Jul 13, 2009 Marketing is a High Stakes Competition
What Time Is This?
The Monday Morning Memo by Roy H. Williams
But yes, when someone plunks down $25,000, a whole other fellow shows up. “It’s Showtime! Prepare to be amazed!”
A close friend told me last week why his wife doesn’t like me: having seen me speak before a crowd, she is convinced I lack humility. I am a boastful man, arrogant and unprincipled, merciless and cold.
She’s not the first to have said these things.
I see her point and I make no argument. Marketing is a high-stakes competition for the time and attention of the public. Every business asking for time and attention is in a wrestling match with every other. The same is true of public speaking. It is survival of the fittest. “And though I walk through the valley of the shadow of death, I will fear no evil. For I am the meanest son-of-a-bitch in the valley.”

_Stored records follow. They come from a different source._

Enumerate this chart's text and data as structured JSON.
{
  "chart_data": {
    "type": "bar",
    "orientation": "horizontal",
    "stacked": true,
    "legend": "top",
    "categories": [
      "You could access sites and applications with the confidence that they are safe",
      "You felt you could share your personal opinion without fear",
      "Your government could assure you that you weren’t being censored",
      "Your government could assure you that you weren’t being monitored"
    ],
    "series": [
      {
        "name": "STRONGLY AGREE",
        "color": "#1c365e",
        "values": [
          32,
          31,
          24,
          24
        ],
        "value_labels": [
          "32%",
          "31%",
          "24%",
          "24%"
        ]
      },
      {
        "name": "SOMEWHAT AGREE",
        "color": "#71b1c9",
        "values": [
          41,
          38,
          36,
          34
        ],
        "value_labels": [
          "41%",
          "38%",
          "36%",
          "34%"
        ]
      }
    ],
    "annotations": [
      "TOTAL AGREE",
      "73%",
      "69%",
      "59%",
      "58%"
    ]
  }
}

Yes, I definitely see her point.
In 2006, one of my longtime clients told me his principal competitor had filed bankruptcy and all his assets were being auctioned. I said, “Great. I’ve been trying to break that man for years.” My client was appalled until I reminded him that it was my job to plan the battles in which good men die. “Do you really want me to adopt the attitude that there’s enough business out there for everyone? ‘Be happy with what you’ve got? Don’t push for more?’ If that’s what you want from me, just say the word and my job will get a whole lot easier.” I reminded him of a statement by General George S. Patton, “You don’t win wars by dying for your country. You win by making the other poor bastard die for his.”
My client, a kind and generous man, finally understood my role as a marketing consultant and we never spoke of it again.